Quo vadis, ecclesia?

Quo vadis ecclesia?Quo vadis, ecclesia? – L’accelerazione verso un nuovo modello di Chiesa, – “fluido”, per usare un termine oggi in voga – impressa da Bergoglio è impressionante e disorienta ogni giorno di più i fedeli.

Non si faccia però l’errore di imputare al solo argentino lo sconcertante cambiamento che sta travolgendo la Chiesa cattolica.

Bergoglio sta semplicemente portando a compimento, per l’appunto, in modo accelerato, quanto già disegnato dai suoi predecessori, da Roncalli a Ratzinger, come testimoniano innumerevoli documenti, atti e scritti.

Un esempio i funerali di Napolitano

Le esequie di Napolitano hanno offerto molte evidenze della drammatica trasformazione in atto.

Vale la pena di ricordare che l’ex Presidente ha vissuto un’intera esistenza nel segno dell’ateismo e del laicismo, con trascorsi importantissimi nel PCI, sui cui iscritti e militanti grava la scomunica del 1949, che la Chiesa non ha mai revocato.

Ancora vivo, poi, è il ricordo del rifiuto del fu Re Giorgio di controfirmare il decreto d’urgenza di Berlusconi per l’alimentazione di Eluana Englaro, rifiuto che condannò la poveretta alla morte di fame e sete.

La sua beatificazione quindi, al netto del rispetto che si deve ad ogni defunto, operata dalla neo Chiesa è, con ogni evidenza, del tutto inopportuna. Abbiamo invece assistito a qualcosa di significativo: Bergoglio – che dovrebbe essere “Vicario di Cristo”, ma a tale titolo ha già rinunciato da tempo e andrebbe per questo, se non altro, lodata la sua coerenza – che omette di fare il segno della croce davanti al feretro.

La Croce nascosta

L’attuale nunzio apostolico, cardinale Emil Paul Tscherrig che, durante i funerali laici di Napolitano, si toglie la croce pettorale per un presunto rispetto della laicità della celebrazione. Una Chiesa oramai acattolica, tutta assorbita dal timore di non urtare altrui supposte suscettibilità, che considera Cristo un fronzolo superfluo di cui liberarsi all’occorrenza.

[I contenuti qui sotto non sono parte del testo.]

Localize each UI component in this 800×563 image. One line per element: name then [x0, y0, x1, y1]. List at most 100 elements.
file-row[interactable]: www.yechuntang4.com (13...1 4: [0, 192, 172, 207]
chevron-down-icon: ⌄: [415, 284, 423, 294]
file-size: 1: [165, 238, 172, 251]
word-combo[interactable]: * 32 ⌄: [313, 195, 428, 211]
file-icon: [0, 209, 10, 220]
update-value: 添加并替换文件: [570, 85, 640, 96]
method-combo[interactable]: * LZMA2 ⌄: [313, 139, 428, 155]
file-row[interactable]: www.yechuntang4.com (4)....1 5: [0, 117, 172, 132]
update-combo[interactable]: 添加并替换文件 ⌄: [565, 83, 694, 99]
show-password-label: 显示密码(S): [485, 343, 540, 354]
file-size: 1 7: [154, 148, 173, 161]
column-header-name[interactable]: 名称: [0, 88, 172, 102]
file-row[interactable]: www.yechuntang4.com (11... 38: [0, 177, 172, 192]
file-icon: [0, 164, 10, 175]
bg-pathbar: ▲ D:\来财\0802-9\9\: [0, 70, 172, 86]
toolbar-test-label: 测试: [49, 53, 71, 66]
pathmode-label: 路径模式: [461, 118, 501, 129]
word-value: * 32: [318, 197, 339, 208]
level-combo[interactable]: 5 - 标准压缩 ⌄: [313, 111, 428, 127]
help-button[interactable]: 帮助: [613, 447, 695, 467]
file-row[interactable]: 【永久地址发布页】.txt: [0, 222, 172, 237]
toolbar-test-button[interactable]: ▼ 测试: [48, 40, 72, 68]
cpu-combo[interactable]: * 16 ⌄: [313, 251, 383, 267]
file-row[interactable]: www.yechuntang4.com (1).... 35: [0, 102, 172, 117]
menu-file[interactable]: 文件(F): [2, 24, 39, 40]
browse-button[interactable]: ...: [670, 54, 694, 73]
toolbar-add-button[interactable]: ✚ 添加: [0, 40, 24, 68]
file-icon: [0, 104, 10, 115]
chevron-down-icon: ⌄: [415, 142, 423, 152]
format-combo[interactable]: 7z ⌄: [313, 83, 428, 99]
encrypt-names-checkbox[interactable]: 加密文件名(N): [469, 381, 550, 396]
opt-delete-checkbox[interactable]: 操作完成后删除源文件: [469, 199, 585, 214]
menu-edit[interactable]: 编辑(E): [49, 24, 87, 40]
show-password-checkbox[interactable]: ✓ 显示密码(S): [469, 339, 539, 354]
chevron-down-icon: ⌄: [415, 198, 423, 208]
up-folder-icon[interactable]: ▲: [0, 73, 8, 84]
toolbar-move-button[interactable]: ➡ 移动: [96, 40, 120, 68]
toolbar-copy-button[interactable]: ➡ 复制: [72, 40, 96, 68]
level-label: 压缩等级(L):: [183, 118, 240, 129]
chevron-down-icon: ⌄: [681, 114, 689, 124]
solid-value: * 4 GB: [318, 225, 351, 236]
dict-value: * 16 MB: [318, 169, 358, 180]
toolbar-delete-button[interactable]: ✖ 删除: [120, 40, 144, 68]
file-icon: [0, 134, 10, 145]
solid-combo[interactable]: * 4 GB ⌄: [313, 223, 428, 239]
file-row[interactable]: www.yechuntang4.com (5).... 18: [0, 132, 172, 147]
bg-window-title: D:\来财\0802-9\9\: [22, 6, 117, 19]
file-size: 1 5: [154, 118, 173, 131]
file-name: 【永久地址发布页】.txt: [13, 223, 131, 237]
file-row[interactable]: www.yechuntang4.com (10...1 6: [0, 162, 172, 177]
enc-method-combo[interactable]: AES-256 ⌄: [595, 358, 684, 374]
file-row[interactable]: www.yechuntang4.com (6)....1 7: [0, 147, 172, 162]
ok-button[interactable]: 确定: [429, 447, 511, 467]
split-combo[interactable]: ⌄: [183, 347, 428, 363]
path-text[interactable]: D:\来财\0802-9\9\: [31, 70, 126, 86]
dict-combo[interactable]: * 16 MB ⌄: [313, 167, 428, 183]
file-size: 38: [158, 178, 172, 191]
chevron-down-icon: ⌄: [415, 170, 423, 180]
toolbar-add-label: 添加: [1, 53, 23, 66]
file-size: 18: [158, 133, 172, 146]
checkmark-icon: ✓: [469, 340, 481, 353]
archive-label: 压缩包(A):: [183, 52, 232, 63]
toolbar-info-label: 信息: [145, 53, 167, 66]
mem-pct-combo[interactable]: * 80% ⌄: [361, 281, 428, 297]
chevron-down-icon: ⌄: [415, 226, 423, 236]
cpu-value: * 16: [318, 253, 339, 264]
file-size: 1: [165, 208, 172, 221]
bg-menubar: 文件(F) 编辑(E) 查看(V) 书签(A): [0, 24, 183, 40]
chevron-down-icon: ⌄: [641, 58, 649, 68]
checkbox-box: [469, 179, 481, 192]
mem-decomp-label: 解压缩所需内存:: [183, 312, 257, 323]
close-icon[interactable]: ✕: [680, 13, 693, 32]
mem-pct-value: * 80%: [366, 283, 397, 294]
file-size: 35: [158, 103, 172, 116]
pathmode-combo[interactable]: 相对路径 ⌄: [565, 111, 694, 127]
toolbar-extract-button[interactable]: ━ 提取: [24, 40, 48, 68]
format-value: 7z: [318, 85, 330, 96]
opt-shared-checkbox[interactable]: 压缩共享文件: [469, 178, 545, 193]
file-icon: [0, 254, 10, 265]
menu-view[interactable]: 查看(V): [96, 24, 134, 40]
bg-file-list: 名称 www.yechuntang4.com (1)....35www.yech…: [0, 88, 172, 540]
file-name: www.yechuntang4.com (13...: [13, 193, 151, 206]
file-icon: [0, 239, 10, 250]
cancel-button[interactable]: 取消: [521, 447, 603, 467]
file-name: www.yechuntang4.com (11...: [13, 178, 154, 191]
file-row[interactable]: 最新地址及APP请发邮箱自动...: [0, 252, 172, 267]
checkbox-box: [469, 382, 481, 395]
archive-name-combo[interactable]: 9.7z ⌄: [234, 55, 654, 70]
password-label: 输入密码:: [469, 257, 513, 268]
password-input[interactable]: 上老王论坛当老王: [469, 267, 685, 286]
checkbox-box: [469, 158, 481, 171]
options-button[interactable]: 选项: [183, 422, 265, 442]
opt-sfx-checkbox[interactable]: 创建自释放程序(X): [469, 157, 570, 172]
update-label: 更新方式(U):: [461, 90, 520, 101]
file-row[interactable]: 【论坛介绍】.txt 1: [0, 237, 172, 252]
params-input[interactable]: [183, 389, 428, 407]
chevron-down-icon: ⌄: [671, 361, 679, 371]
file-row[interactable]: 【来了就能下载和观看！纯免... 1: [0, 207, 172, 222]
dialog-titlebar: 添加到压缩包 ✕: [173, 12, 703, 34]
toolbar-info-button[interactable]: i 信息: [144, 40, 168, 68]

Di cui vergognarsi. Ma dice il Vangelo: “Chi si vergognerà di me e delle mie parole davanti a questa generazione adultera e peccatrice, anche il Figlio dell’uomo si vergognerà di lui, quando verrà nella gloria del Padre suo con gli angeli santi” (Mc.8,34-38).

La fuga in avanti

E poi l’ex direttore di Civiltà Cattolica, il gesuita Antonio Spadaro, che fa sobbalzare chiunque abbia frequentato un minimo di catechismo, per un suo articolo zeppo di eresie sul giornale ultralaicista “Il Fatto Quotidiano”. Il Cardinale Zuppi, presidente della CEI, che, sempre in spregio alla scomunica del ‘49, partecipa alla festa di Rifondazione Comunista, raccogliendo le ovazioni degli oltre nove presenti.

Un male inteso senso di obbedienza spinge molti fedeli ad ingoiare rospi su rospi, ma le chiese si svuotano e i praticanti sono sempre di meno.

Bergoglio, Tscherrig, Spadaro, Zuppi e troppi altri…  “Dai loro frutti li riconoscerete. Si raccoglie forse uva dalle spine o fichi dai rovi?” (Mt. 7, 15-20).

Al Sinodo ne vedremo delle belle

E il sinodo sulla sinodalità è ormai alle porte, con il suo carico di incognite e di scismi annunciati.

È la Chiesa in cammino, ci dicono. Ma verso dove? Smarrito e rinnegato Cristo, che dovrebbe essere il fine ultimo, dove porterebbe questo cammino?

Della meta non si parla, sembra quasi che il viaggio sia fine a sé stesso, che l’importante sia procedere insieme nel mondo, avendo ormai accantonato qualunque tensione verso la trascendenza. Da qualche parte si arriverà.

Nel frattempo, pensiamo all’ambiente e ai migranti, le due ossessioni di cui Bergoglio non manca mai di parlare.

Ma per fortuna non tutta la Chiesa è preda di questo disorientamento. C’è ancora un piccolo gregge che, con fede e coraggio porta avanti l’insegnamento bimillenario e autentico delle Scritture, della Tradizione e del Magistero indefettibile.

È la Chiesa della Tradizione, che non si vergogna di Cristo e che conosce la meta.

Una Chiesa che non fa clamore e che viene osteggiata. Da qui il cattolicesimo può ritrovare sé stesso e ripartire. È grazie a questa Chiesa che le porte degli inferi non prevarranno.